I conceded that we were not going to do that. I reasoned with her, “but you are my wife, I can at least kiss you, can’t I?” Giving her no reason to think I would try to convince her of more, when had I ever, why would she doubt me?

Without a second thought she pressed her lips against me. “By all means.”

I could do this, she would be helpless in my attempt, she would give in. I just had to convince her, show her how much I wanted her.

I pulled her down on the blanket, pulling her against me, her leg wrapped around my waist automatically. I break from her lips so she can breathe, her breath heavy with desire. I reach down and pull her leg tight against me; I want her to feel my desire, my willingness. I move my hand against her back and rolled my tongue against her slightly parted lips. She was being cautious at first, her movements were hesitant, but her resolution was waning. Suddenly, I felt her press against me with the same goal as my movements had; I heard her heart race with anticipation of our contact.
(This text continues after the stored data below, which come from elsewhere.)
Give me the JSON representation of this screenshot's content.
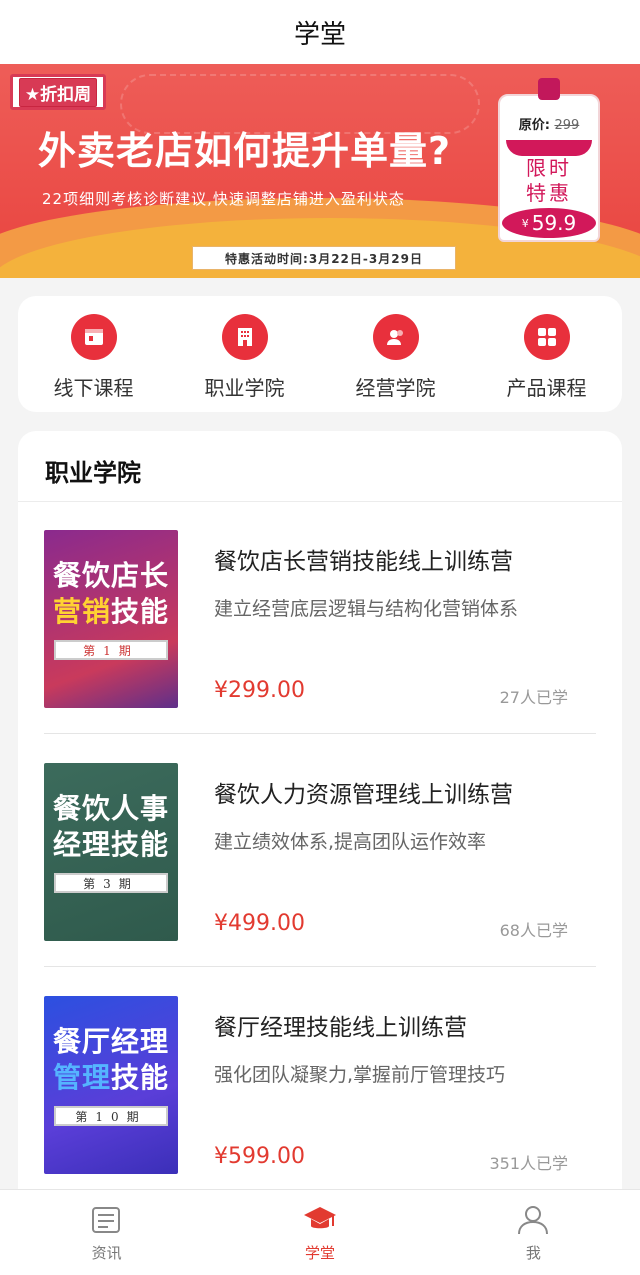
{
  "header": {
    "title": "学堂"
  },
  "banner": {
    "tag": "折扣周",
    "headline": "外卖老店如何提升单量?",
    "subline": "22项细则考核诊断建议,快速调整店铺进入盈利状态",
    "date_label": "特惠活动时间:",
    "date_range": "3月22日-3月29日",
    "pricetag": {
      "orig_label": "原价:",
      "orig_price": "299",
      "promo_line1": "限时",
      "promo_line2": "特惠",
      "yen": "¥",
      "price": "59.9"
    }
  },
  "categories": [
    {
      "label": "线下课程",
      "icon": "offline-course-icon"
    },
    {
      "label": "职业学院",
      "icon": "building-icon"
    },
    {
      "label": "经营学院",
      "icon": "users-icon"
    },
    {
      "label": "产品课程",
      "icon": "product-grid-icon"
    }
  ],
  "section": {
    "title": "职业学院",
    "courses": [
      {
        "name": "餐饮店长营销技能线上训练营",
        "desc": "建立经营底层逻辑与结构化营销体系",
        "price": "¥299.00",
        "learners": "27人已学",
        "cover": {
          "line1": "餐饮店长",
          "line2_a": "营销",
          "line2_b": "技能",
          "period": "第1期"
        }
      },
      {
        "name": "餐饮人力资源管理线上训练营",
        "desc": "建立绩效体系,提高团队运作效率",
        "price": "¥499.00",
        "learners": "68人已学",
        "cover": {
          "line1": "餐饮人事",
          "line2_a": "",
          "line2_b": "经理技能",
          "period": "第3期"
        }
      },
      {
        "name": "餐厅经理技能线上训练营",
        "desc": "强化团队凝聚力,掌握前厅管理技巧",
        "price": "¥599.00",
        "learners": "351人已学",
        "cover": {
          "line1": "餐厅经理",
          "line2_a": "管理",
          "line2_b": "技能",
          "period": "第10期"
        }
      }
    ]
  },
  "tabbar": {
    "items": [
      {
        "label": "资讯",
        "icon": "news-icon",
        "active": false
      },
      {
        "label": "学堂",
        "icon": "graduation-cap-icon",
        "active": true
      },
      {
        "label": "我",
        "icon": "user-icon",
        "active": false
      }
    ]
  },
  "colors": {
    "accent": "#e23a30",
    "banner": "#e9443f",
    "icon_bg": "#e8303c"
  }
}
My desire flared, I felt the yearning to pull her under me, I pushed the urge back, I did not want to be too forceful.

She pulled away from me, untangling our bodies and shook her head at me with amusement. “You are good, but not that good…” her resolve for waiting coming back.

If she could only know how much I wanted it, that whatever it was that made her stop again was fleeting…I would not hurt her, I think I knew that now. I still had time, I told myself, we would be one before I condemned her to her death. I looked into her eyes, my resolve now solid and whispered as I leaned in to kiss her again, “We’ll see.”